Charger in the car for 5 volts for a smartphone, navigator, video recorder, tablet, built on the principle of PWM modulation (USB) at 4 Amperes (Option 2)
However, the epic with the charger did not end there. Again, due to a banal reason, when there is not enough output power for consumers, the supply current, which is essentially the same, provided that the on-board network voltage in the car is constant, since these values will be directly proportional.
So, during the long-term joint operation of the navigator and the DVR, one microcircuit was not able to “pull out” the power of these two devices, even with the radiator installed. As a result, it overheated and briefly turned off. At the same time, the navigator "cursed" at the power off.
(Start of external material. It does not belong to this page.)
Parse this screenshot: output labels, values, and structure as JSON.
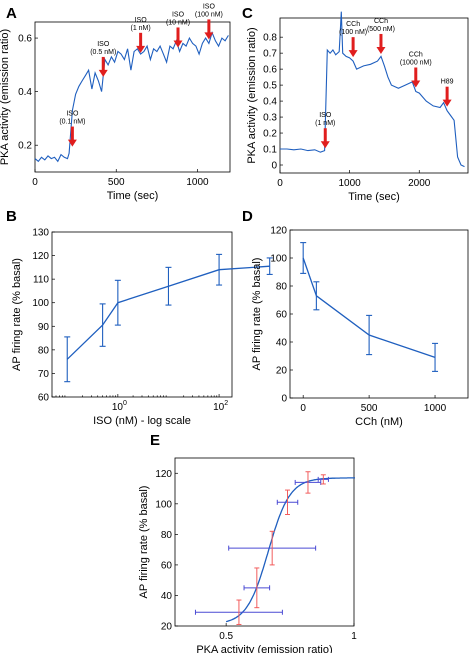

There seem to be two solutions to the problem. The first is to “fence the garden” and make parallel circuits, each of which will be “hung” with its own consumers. Let's say one DVR, the second navigator. In fact, in the photo above, where two microcircuits are mounted on one radiator, this is done. However, it’s good if everything is limited to this, and if you need to connect a smartphone, tablet, or something else ... Here you can’t do without more serious currents, and therefore without alternative options. Such an alternative would be to use a micro-assembly with PWM modulation. I will not explain in detail what it is, but the principle of all this is based on the fact that the current is not constantly supplied to the load, but at a very high frequency. As a result, it becomes possible to reduce the heating of the microcircuit, due to the very periods when it “rests”, and the load at such a high frequency perceives the power as constant, although it is not so ...
So, such a scheme does not require large radiators to remove heat, while rather high currents will be provided. In general, everything will be as we need it. About this option below. To reduce the voltage, a microcircuit, an inductor and elements for strapping were used. The microassembly has the designation KIS3R33S,
Its installation can be performed according to the diagram from the Datasheet. However, by default, with such a strapping, it has an output voltage of 3.3 volts, but we need 5 volts for USB.
In this case, it will be necessary to select resistors R1, R2. A table with recommended resistor values that affect the supply voltage is also taken from the Datasheet. This feature of changing the voltage by selecting resistors makes this device a universal assistant, if necessary, to power the load not only with a voltage of 5 volts as for USB.
It should be noted that this device confidently holds a load with a current consumption of 3A, and peak performance can reach 4A. If you are too lazy to assemble such a device, there is no time or you cannot do it, then you can purchase such an assembly for a price of about $ 2 at well-known sites, online stores.
I must say that such a Chinese voltage converter KIS-3R33S (MP2307) is quite good for its price, while it is capable of delivering high currents, as we already know, up to 4A. This means that such an assembly can replace a KRENOK pair or a 7805 series, which we talked about in the first part of the article. At the same time, it will be more compact and with higher efficiency.
So, I bought this set. Then I also bought a junction box, which is used for wiring in apartments. This became the body of the converter - the charger.
An LED was also attached in order to control whether voltage is applied to this "box". You can read about connecting an LED to 12 volts in a car in the article "How to connect an LED to 12 volts". Then everything was installed under the instrument panel, behind the glove box.
Connected to cigarette lighter. The voltage on it appears only when the "ignition" is on, which is very fortunate for me.
Wires are also forwarded to gadgets.
Now the charger current has increased to 4 amps, which is quite enough for now.
A feature of this charger is that it can work both in cars, where the voltage of the on-board network is 12 volts, and in trucks, where it is 24 volts. At the same time, the charger does not need any alteration and adjustment.